Tudo seria diferente se a aposta não tivesse sido exclusiva nas autoestradas, entende António Fernandes de Matos. “O investimento na ferrovia teria contribuído para atenuar a desertificação do interior do país ao criar condições para a fixação das populações e da atividade produtiva. Também a atividade turística, sobretudo nas zonas de baixa densidade, seria positivamente afetada pela redução dos custos de transporte e, por exemplo, pela criação de circuitos turísticos ferroviários, valorizando as suas paisagens e património edificado e cultural.”

O Plano Ferroviário Nacional pretende reverter a situação até 2050, ao voltar a colocar o comboio nos distritos onde ele não passa, criar uma verdadeira rede ferroviária e ainda fazer com que a alta velocidade chegue às 10 maiores cidades nacionais. Teme-se, contudo, que o documento seja meramente orientador.

“O documento carece de uma calendarização clara e de um plano diretor financeiro que lhe dê suporte. Tem de se saber quais os montantes que o Estado lhe deverá alocar, via Orçamento do Estado e de fundos europeus, para que, pelo menos parte do que se propõe fazer venha a sair do papel”, avisa Manuel Tão.

A especialista do ISEG defende uma “abordagem integrada entre modos que se podem complementar, em que os serviços rodoviários de passageiros/mercadorias se coordenam com o sistema ferroviário de forma a garantir maior cobertura, acessibilidade e eficiência económica, social e ambiental”.

O modelo assente nas estradas mostrou-se incapaz de o fazer nas deslocações dos passageiros numa expressão significativa, suscetível de aproximar territórios, ao mesmo tempo que privilegiou uma logística desprovida economias de escala, ditando a incapacidade de muitas localizações se evidenciarem opções de investimento empresarial. Para a mudança necessária o tempo é curto. E corre contra nós

Manuel Tão

Universidade do Algarve

O Governo também defende o regresso da aposta nos carris. No entanto, o plano de investimentos Ferrovia 2020 ainda só foi executado em 15% ao fim de quase sete anos e terá benefícios marginais para os passageiros. O Programa Nacional de Investimentos 2030 pretende acelerar os comboios, mas praticamente só têm sido apresentadas as novas linhas Porto-Lisboa e Porto-Vigo, quando o documento também aponta à eletrificação da restante ferroviária nacional até ao final desta década.

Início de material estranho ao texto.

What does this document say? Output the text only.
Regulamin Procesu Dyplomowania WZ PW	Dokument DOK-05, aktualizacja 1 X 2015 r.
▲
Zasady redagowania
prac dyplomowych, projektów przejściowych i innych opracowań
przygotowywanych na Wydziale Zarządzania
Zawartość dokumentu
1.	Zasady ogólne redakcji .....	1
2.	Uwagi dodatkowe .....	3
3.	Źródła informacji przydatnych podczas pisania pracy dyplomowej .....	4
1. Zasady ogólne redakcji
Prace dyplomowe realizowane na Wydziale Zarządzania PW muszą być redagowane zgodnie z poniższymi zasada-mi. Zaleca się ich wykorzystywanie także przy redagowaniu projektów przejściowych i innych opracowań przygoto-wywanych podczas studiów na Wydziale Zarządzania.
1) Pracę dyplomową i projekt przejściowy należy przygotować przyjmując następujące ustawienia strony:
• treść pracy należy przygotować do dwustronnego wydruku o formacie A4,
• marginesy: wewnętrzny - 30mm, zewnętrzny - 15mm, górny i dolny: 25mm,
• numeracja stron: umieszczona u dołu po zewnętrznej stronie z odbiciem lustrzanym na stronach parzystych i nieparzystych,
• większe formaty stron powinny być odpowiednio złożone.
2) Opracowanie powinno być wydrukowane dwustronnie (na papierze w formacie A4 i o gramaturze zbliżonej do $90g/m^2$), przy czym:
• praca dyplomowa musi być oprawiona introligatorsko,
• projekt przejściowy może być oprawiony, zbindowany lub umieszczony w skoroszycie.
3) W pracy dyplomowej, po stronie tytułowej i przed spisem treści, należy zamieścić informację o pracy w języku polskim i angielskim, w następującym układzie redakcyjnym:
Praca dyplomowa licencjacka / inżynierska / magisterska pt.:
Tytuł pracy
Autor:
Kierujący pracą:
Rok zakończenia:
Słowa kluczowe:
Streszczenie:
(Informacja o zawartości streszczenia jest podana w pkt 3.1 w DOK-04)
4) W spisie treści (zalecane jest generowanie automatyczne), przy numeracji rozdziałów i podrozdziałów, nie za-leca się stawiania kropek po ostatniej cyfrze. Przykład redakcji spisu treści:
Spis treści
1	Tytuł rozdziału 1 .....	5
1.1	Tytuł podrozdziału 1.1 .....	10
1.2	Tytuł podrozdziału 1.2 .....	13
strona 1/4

Manuel Tão conclui, por isso, que “o modelo assente nas estradas mostrou-se incapaz de o fazer nas deslocações dos passageiros numa expressão significativa, suscetível de aproximar territórios, ao mesmo tempo que privilegiou uma logística desprovida economias de escala, ditando a incapacidade de muitas localizações se evidenciarem opções de investimento empresarial. Para a mudança necessária o tempo é curto. E corre contra nós.”